For the love

For the love

Thursday, September 6, 2012

I don't call it kink...because it's normal for me

Which way is it: You discover the world around you and learn language to describe it; or you learn language that allows you to define the world around you? In other words, is the world neutral and experienced universally? Or is it our language that allows us to understand our environment?

According to the Sapir-Whorf Hypothesis, it is our language that allows us to understand the world around us. Language is so embedded in our consciousness that it is virtually impossible to think of anything and not put a name to it. In fact, one of the reasons why people often struggle with abstract artwork is that it cannot be adequately described as a thing...it is a concoction of colors or angles or whatever. We need a name for a thing to be able to adequately place it in our mind and manipulate it.
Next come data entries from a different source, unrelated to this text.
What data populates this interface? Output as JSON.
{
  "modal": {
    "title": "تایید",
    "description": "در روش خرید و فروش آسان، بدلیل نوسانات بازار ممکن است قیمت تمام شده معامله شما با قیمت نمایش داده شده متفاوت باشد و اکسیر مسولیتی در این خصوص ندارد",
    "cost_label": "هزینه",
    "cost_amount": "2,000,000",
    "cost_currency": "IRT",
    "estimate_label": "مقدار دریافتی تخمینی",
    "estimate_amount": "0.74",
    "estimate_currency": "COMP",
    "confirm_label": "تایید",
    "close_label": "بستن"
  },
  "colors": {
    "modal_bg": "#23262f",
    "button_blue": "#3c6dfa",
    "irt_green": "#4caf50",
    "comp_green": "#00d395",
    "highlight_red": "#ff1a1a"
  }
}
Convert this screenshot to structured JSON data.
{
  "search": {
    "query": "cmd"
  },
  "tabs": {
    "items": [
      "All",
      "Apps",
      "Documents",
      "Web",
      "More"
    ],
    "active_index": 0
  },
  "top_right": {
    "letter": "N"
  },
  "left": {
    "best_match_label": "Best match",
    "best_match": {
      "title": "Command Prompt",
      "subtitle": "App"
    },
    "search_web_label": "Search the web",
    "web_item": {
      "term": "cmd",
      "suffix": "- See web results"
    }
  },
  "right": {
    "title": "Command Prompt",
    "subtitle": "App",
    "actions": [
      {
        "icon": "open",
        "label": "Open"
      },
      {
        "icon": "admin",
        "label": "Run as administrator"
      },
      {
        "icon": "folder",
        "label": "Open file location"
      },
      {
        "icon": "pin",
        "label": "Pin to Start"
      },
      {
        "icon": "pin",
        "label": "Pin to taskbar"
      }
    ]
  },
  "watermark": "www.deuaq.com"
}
Obviously, things exist prior to our linguistic education. If you didn't know the word for "tree" there would still be millions of trees. But to you, they would just be "things that come up from the ground and make shade." If you wanted to give directions, you'd tell someone "Go down to that big thing sticking up from the ground that makes a lot of shade and turn left." Perhaps they would understand what you meant, but perhaps they would think you meant a building or a street sign or a swing-set.

Once you understand "tree," however, things are different. You can not only differentiate between what is tree and what is not tree, but what different types of trees have in common and how they vary. You could even become a tree expert, and pontificate about the proper uses of trees. You might even become the Lorax, and speak for the trees, the trees, the Truffula trees.

It wouldn't change the nature of the tree one bit. Being called a tree or a birch or an elm or whatever - even if it is a misnaming - doesn't have any impact at all. From the tree's perspective (if it has one - let's say it does), it is just being what it has always been.

So I can say that I am a submissive man with slightly masochistic tendencies. I believe I always have been, but I didn't have the terminology to describe it properly for quite a long time. Even when I gained the terminology, I misnamed myself. But now I know who and what I am and I'm comfortable with it - but to me, it is simply normal. This is how I am. Only the names have changed.

There are a lot of reasons why I misidentified my sexual identity. For one thing, I grew up in a household where sex, of any kind, just wasn't discussed. It was a dirty, filthy, disgusting act that should be saved for the one I loved more than anyone in the universe (except Jesus, of course, who, presumably, got sad when I got an erection, and burst into sobs of grief when I orgasmed).

Even when I got away from that thinking, I was still caught up in the traditional role processes of what is good and proper for a male. So...come up with three good examples of a submissive man in literature, movies, or popular culture where the man is also strong, kind, and fully capable of handling life (Sorry - the "knights of old" weren't submissive to women...they typically swore allegiance to a man, and women were simply property. I'm also going to say that "being a gentleman" is not enough to qualify as "submissive" because manners does not equal orientation.)

So I stumbled into BDSM through porn...where submissive men are simply not portrayed as anything to which I'd aspire to. Part of the problem, of course, is that porn is basically meant to provide visual and auditory stimulation so a person can have an orgasm. It isn't meant to have a plot (other than to explain why these people discovered each other) and it doesn't delve into the contextual complexities that real-live relationships have to (this is as true of "vanilla" porn as it is of BDSM, too).

The upshot of this is that while I now know the lingo to describe my orientation and desires, that language merely describes me; it does not define me. So people with whom I have relationships with where displaying submissiveness would be inappropriate simply have no clue that I am submissive. Why would they? Before I knew I am "kinky" I didn't tell my friends and family when and how I had sex...why would I do that now? I didn't go to sexy parties before I learned the lingo, so why would I go now?

I write about being a submissive man because I realize there are something like seven billion people on earth, and if only one percent of them are submissive males; then there are at least seventy million submissive men out there. From what I can tell, there are precious few role models for them to draw on. There are too many self-destructive paths. Maybe a few of those seventy million will page through Google far enough to find this and say, "Hey, that's the lingo I've been looking for! I'm not a total freak and an asshole and a threat to those around me!"

Because, you see, it isn't a question of being both "kinky" and "normal" - at least not to me. It's a realization that kinky IS normal...and that doesn't change a thing.

3 comments:

  1. Who is to say what is normal? What my boy and I have right now has more honesty, value, openness than most relationships around me. Do we have it because of the kink or would we have it anyway? Who is to say because for us kinky is normal.

    ReplyDelete
  2. Normal is a perceptive thing, it's defined by each person based on their ideas, likes, past history, and perceptions in life. Normal for me is not normal for you. I like my man to be like a Klingon but for my sister, she wants a country boy, that's normal for her.